So take a 2D DFT for example: $$F(k,l)=\frac{1}{MN}\sum_{m=0}^{M-1}\sum_{n=0}^{N-1}{f(m,n)e^{-2\pi{i}(\frac{k}{M}m+\frac{l}{N}n)}}$$ Practically, this just means that we take a pre-set matrix of values that contains information on {$f(x_m,y_n)$} in spatial domain to compute the values of {$F(p_k,q_l)$} in frequency domain. If I know what my set of spatial coordinates {$(x_m,y_n)$} is, can I find out what my set of frequency coordinates {$(p_k,q_l)$} is?
For context, I am attempting to perform Fresnel diffraction given by: $$E(x,y,z)=\frac{e^{ikz}}{i\lambda{z}}e^{i\frac{\pi}{\lambda{z}}(x^2+y^2)}\mathcal{F}\{E(x^{'},y^{'},0)e^{i\frac{\pi}{\lambda{z}}(x^{'2}+y^{'2})}\}\\=h(x,y)\times{G(p,q)}$$ where $p=\frac{x}{\lambda{z}}$ and $q={\frac{y}{\lambda{z}}}$.

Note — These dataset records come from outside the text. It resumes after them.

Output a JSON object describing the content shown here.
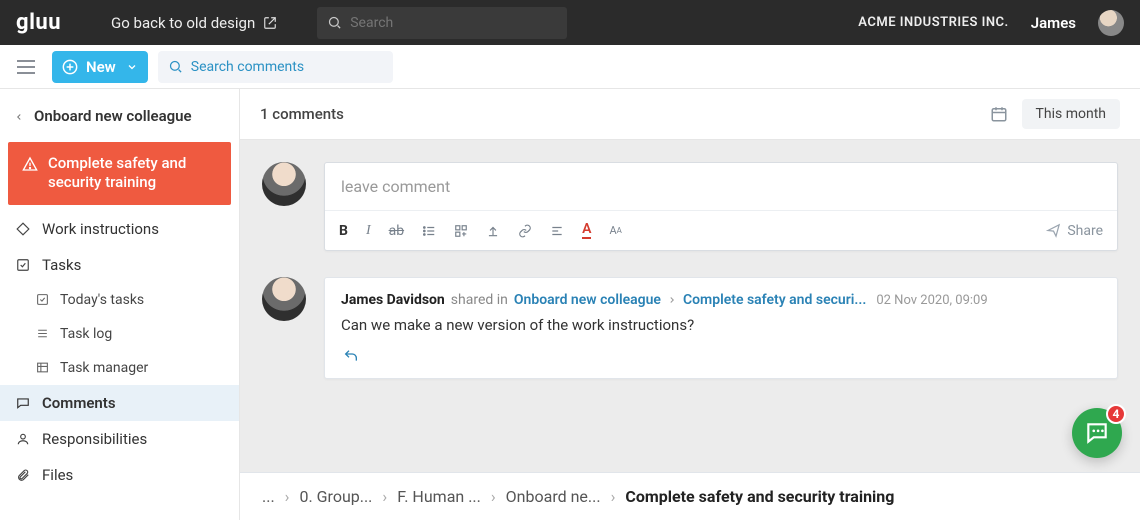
{
  "topbar": {
    "logo_text": "gluu",
    "back_link": "Go back to old design",
    "global_search_placeholder": "Search",
    "org_name": "ACME INDUSTRIES INC.",
    "user_name": "James"
  },
  "toolbar": {
    "new_label": "New",
    "comment_search_placeholder": "Search comments"
  },
  "sidebar": {
    "back_title": "Onboard new colleague",
    "alert_item": "Complete safety and security training",
    "items": [
      "Work instructions",
      "Tasks",
      "Comments",
      "Responsibilities",
      "Files"
    ],
    "task_subitems": [
      "Today's tasks",
      "Task log",
      "Task manager"
    ],
    "active_item": "Comments"
  },
  "header": {
    "comment_count": "1 comments",
    "range_label": "This month"
  },
  "compose": {
    "placeholder": "leave comment",
    "share_label": "Share"
  },
  "comment": {
    "author": "James Davidson",
    "shared_in_label": "shared in",
    "crumb1": "Onboard new colleague",
    "crumb2": "Complete safety and securi...",
    "timestamp": "02 Nov 2020, 09:09",
    "body": "Can we make a new version of the work instructions?"
  },
  "breadcrumb": {
    "root": "...",
    "l1": "0. Group...",
    "l2": "F. Human ...",
    "l3": "Onboard ne...",
    "l4": "Complete safety and security training"
  },
  "chat": {
    "badge_count": "4"
  }
}
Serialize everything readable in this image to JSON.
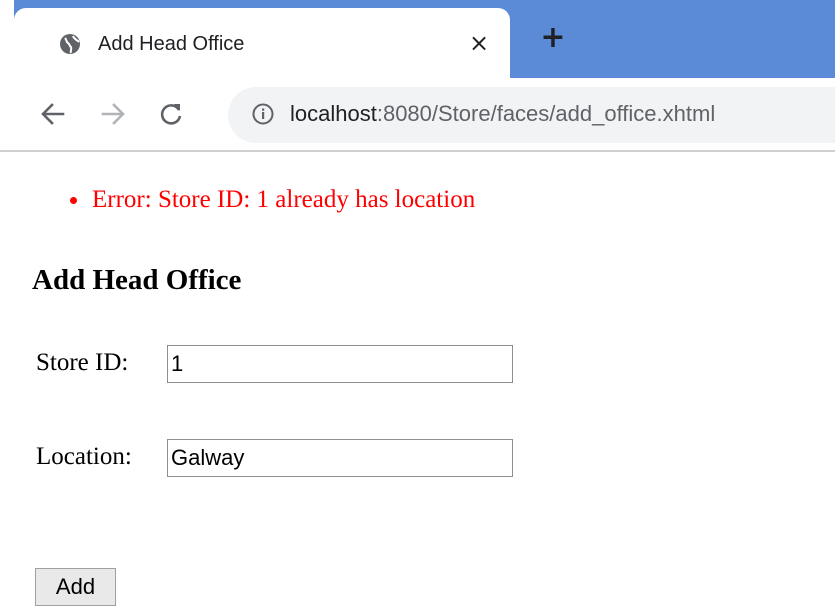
{
  "browser": {
    "tab": {
      "title": "Add Head Office",
      "close_glyph": "×",
      "icon": "globe-icon"
    },
    "new_tab_glyph": "+",
    "nav": {
      "back_icon": "arrow-left-icon",
      "forward_icon": "arrow-right-icon",
      "reload_icon": "reload-icon"
    },
    "address": {
      "host": "localhost",
      "path": ":8080/Store/faces/add_office.xhtml",
      "icon": "info-icon"
    },
    "colors": {
      "tabstrip": "#5b8ad7",
      "omnibox": "#f1f3f4"
    }
  },
  "page": {
    "errors": [
      "Error: Store ID: 1 already has location"
    ],
    "error_color": "#ff0000",
    "title": "Add Head Office",
    "form": {
      "store_id": {
        "label": "Store ID:",
        "value": "1"
      },
      "location": {
        "label": "Location:",
        "value": "Galway"
      },
      "submit_label": "Add"
    }
  }
}
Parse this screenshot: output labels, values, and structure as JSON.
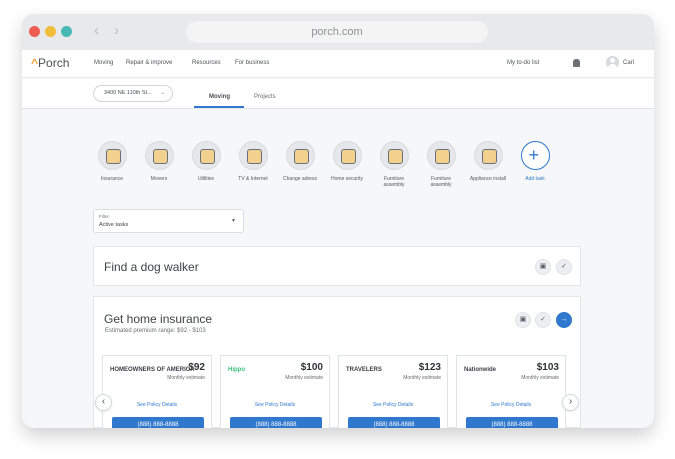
{
  "browser": {
    "url": "porch.com"
  },
  "brand": {
    "name": "Porch",
    "accent": "#2F78CD",
    "logo_color": "#F2A33A"
  },
  "topnav": {
    "links": [
      "Moving",
      "Repair & improve",
      "Resources",
      "For business"
    ],
    "todo": "My to-do list",
    "user": "Carl"
  },
  "subnav": {
    "address": "3400 NE 110th St...",
    "tabs": [
      "Moving",
      "Projects"
    ]
  },
  "services": [
    {
      "label": "Insurance",
      "icon": "insurance-icon"
    },
    {
      "label": "Movers",
      "icon": "movers-icon"
    },
    {
      "label": "Utilities",
      "icon": "utilities-icon"
    },
    {
      "label": "TV & Internet",
      "icon": "tv-internet-icon"
    },
    {
      "label": "Change adress",
      "icon": "change-address-icon"
    },
    {
      "label": "Home security",
      "icon": "home-security-icon"
    },
    {
      "label": "Furniture assembly",
      "icon": "furniture-assembly-icon"
    },
    {
      "label": "Furniture assembly",
      "icon": "furniture-assembly-icon"
    },
    {
      "label": "Appliance install",
      "icon": "appliance-install-icon"
    },
    {
      "label": "Add task",
      "icon": "plus-icon"
    }
  ],
  "filter": {
    "label": "Filter",
    "value": "Active tasks"
  },
  "cards": {
    "dog_walker": {
      "title": "Find a dog walker"
    },
    "insurance": {
      "title": "Get home insurance",
      "subtitle": "Estimated premium range: $92 - $103"
    }
  },
  "quotes": [
    {
      "brand": "HOMEOWNERS OF AMERICA",
      "price": "$92",
      "estimate": "Monthly estimate",
      "link": "See Policy Details",
      "phone": "(888) 888-8888"
    },
    {
      "brand": "Hippo",
      "price": "$100",
      "estimate": "Monthly estimate",
      "link": "See Policy Details",
      "phone": "(888) 888-8888"
    },
    {
      "brand": "TRAVELERS",
      "price": "$123",
      "estimate": "Monthly estimate",
      "link": "See Policy Details",
      "phone": "(888) 888-8888"
    },
    {
      "brand": "Nationwide",
      "price": "$103",
      "estimate": "Monthly estimate",
      "link": "See Policy Details",
      "phone": "(888) 888-8888"
    }
  ]
}
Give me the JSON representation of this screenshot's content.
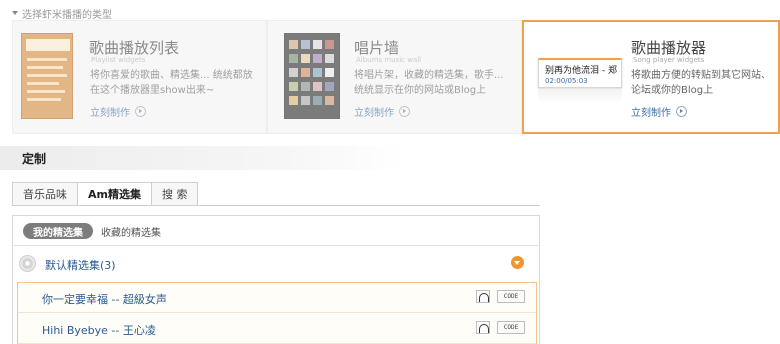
{
  "section_caption": "选择虾米播播的类型",
  "types": [
    {
      "title": "歌曲播放列表",
      "subtitle": "Playlist widgets",
      "desc_line1": "将你喜爱的歌曲、精选集... 统统都放",
      "desc_line2": "在这个播放器里show出来~",
      "link": "立刻制作"
    },
    {
      "title": "唱片墙",
      "subtitle": "Albums music wall",
      "desc_line1": "将唱片架，收藏的精选集，歌手...",
      "desc_line2": "统统显示在你的网站或Blog上",
      "link": "立刻制作"
    },
    {
      "title": "歌曲播放器",
      "subtitle": "Song player widgets",
      "desc_line1": "将歌曲方便的转贴到其它网站、",
      "desc_line2": "论坛或你的Blog上",
      "link": "立刻制作",
      "preview_song": "别再为他流泪 - 郑",
      "preview_time": "02:00/05:03"
    }
  ],
  "customize_title": "定制",
  "tabs": [
    "音乐品味",
    "Am精选集",
    "搜 索"
  ],
  "subtabs": {
    "active": "我的精选集",
    "other": "收藏的精选集"
  },
  "folder": {
    "label": "默认精选集(3)"
  },
  "songs": [
    {
      "title": "你一定要幸福 -- 超級女声",
      "code_label": "CODE"
    },
    {
      "title": "Hihi Byebye -- 王心凌",
      "code_label": "CODE"
    }
  ],
  "colors": {
    "accent": "#f0a24a",
    "link": "#2a5a93",
    "pill": "#7d7d7d"
  }
}
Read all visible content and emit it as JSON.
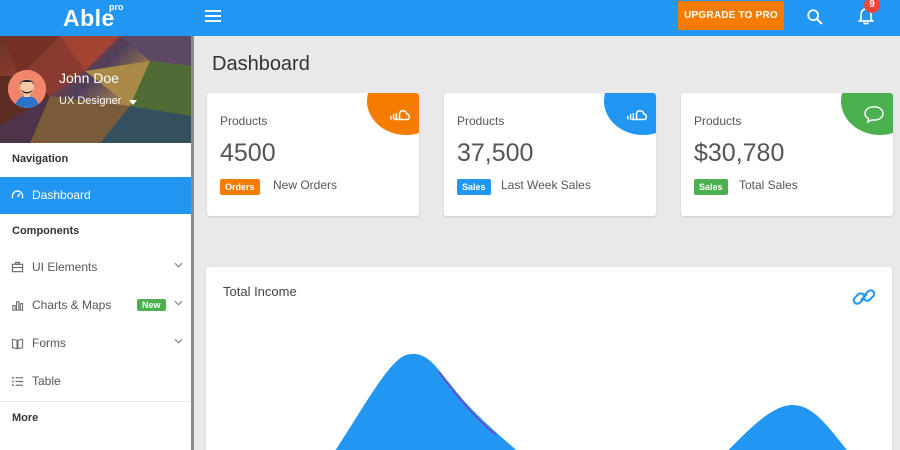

The problem here is that in order to ensure I get the correct $E(x,y,z)$, I should ensure that my $(x,y)$ matches the $(p,q)$ from the output matrix given by the DFT operation. However, I am uncertain where exactly the DFT result is defined on the frequency space. My original assumption is that it would be equivalent to the spatial coordinates in value, but I then realized that I don't have a proof for that.